Step Up to the (Fundraising) Buffet
Nonprofit fundraising coach and consultant Sandy Rees specializes in helping small nonprofits raise more money. She’s been doing it since 1998 and believes that these nonprofits especially have to get the most bang for their resources as possible. With limited staffs and budgets, every penny and second counts — even more so than for their larger counterparts.
The intended audience for her latest book, “Fundraising Buffet,” Rees says, is “small nonprofits that are still trying to get their legs underneath them.”
Here, we talk with Rees about the book and the advice she has for her readers.
FundRaising Success: What was the impetus for writing this book now?
Sandy Rees: There’s a group of us that work on things together frequently, and we all focus on small nonprofits. We realized there was a need for some solid information focused specifically at small nonprofits, so we decided to collaborate and put the book together.

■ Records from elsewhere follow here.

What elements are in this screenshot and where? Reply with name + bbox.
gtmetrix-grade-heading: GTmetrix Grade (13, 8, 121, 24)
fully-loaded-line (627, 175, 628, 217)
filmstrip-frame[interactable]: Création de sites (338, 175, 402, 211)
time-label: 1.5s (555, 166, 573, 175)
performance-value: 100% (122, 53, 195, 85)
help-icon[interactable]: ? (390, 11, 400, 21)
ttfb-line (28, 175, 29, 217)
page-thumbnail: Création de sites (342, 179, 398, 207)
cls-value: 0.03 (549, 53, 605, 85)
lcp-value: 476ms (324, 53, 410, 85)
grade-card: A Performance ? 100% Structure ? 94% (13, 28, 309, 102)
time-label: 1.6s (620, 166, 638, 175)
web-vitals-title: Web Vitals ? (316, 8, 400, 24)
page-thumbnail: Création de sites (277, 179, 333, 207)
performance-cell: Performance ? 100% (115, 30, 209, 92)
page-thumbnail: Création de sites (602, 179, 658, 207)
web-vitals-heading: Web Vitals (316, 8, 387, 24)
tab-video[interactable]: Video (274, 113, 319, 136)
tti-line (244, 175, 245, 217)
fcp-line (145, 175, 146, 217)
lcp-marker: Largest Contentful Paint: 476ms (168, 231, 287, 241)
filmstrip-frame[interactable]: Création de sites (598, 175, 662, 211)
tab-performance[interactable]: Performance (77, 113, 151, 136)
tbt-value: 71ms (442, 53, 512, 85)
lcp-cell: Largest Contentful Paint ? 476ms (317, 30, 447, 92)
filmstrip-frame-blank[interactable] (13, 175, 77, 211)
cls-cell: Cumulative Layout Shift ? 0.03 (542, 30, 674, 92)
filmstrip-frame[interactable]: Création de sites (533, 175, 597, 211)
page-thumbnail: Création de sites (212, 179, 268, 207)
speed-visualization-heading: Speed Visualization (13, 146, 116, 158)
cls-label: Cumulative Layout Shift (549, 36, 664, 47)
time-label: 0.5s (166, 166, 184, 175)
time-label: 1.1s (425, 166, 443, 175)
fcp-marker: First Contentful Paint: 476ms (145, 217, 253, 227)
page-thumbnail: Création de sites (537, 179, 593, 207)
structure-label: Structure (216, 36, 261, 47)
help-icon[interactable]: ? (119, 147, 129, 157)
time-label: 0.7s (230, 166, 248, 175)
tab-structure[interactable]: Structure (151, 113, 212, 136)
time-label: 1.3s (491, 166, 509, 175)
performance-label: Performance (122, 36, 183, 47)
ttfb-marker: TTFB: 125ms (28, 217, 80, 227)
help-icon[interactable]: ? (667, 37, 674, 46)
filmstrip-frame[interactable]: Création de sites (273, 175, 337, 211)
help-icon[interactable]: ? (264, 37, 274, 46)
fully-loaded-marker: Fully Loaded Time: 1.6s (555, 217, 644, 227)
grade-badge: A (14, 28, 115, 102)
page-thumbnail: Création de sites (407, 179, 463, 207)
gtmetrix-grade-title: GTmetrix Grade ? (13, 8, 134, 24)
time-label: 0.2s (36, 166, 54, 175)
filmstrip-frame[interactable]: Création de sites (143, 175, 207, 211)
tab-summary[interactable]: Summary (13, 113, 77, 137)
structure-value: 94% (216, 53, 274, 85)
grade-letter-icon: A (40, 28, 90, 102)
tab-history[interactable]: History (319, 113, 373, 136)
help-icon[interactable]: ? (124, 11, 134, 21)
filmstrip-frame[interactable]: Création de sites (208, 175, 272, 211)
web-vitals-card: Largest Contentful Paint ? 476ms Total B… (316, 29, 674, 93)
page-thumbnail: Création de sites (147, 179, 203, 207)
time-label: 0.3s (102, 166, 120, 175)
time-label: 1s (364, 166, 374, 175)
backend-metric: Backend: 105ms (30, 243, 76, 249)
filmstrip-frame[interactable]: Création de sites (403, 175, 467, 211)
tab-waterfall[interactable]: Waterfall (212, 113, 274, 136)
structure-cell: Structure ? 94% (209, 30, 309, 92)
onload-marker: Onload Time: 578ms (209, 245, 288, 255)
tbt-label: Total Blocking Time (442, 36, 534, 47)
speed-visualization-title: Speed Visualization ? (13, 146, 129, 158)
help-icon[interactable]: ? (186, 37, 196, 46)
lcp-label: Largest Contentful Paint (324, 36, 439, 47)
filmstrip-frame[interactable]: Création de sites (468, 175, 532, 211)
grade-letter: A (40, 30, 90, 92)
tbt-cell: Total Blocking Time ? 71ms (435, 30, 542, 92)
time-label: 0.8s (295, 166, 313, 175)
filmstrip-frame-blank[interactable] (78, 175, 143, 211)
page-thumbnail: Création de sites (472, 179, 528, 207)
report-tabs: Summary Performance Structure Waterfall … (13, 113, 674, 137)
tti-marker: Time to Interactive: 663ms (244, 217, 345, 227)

It was a great chance to gather the information from some of the best coaches and consultants for small
This book is a collection of great info for small nonprofits. And because it comes from many experts, it’s chock-full of nuggets of gold.
FS: Can you tell us the top takeaway points from some of the chapters in the book?
- Fundraising planning: You can plan to fail or fail to plan — your choice. Planning doesn’t have to be hard, but it does have to be done.
- Donor relations: Relationships are key to successful fundraising, and they don’t happen by accident.
- Donor acknowledgment: Thanking and acknowledging a donor properly not only wraps up the current gift — it sets up the next gift. Get this right and everything else gets easier.
- Grant writing: Putting a system in place to consistently get grant money isn’t hard, but it does require you to be organized and do your homework.
- Direct mail: Direct mail isn’t dead and is still a great way for small nonprofits to communicate with donors and solicit gifts.
- Newsletters: Newsletters are the most common way to communicate with donors and prospects. When done well, they deepen relationships and build trust. When they’re slapped together, they’re a waste of time and money.
- Major gifts: Focusing on individual donors is the absolute best use of your time and attention. More than 90 percent of your donations from individuals probably come from about 10 percent of your donors. Focus on the 10 percent.
- Planned giving: There’s a tidal wave of money about to be transferred from one generation to the next. Be prepared and talk to your donors about including your nonprofit in their giving plans.
- Volunteers: Many hands make light work. But you must be clear about the work to be done and be prepared to give volunteers a good experience if you want to keep them.
- Special events: Most small nonprofits do way too many special events. Do one or two, and do them well for maximum success.
FS: Can you list the main points you would like readers to take away from the book as a whole?
SR: The main point is that just because you work for a small nonprofit doesn’t mean you have to raise small dollars. Get organized, tell your story and ask for the gift. The opportunities are endless.
FS: What do you consider to be the most challenging thing for fundraisers at small nonprofits — beyond the obvious “lack of money”?
SR: Staying focused. It’s very easy in the small shop to hop from one thing to the next, trying to do everything. You get much better results when you focus on the most important things.
FS: What do you hope readers will think/feel/do once they finish this book?
SR: We hope they’ll feel excited and ready to take their fundraising to the next level! We want them to better understand what it takes to do fundraising well and how they can implement some best-practice activities in their office.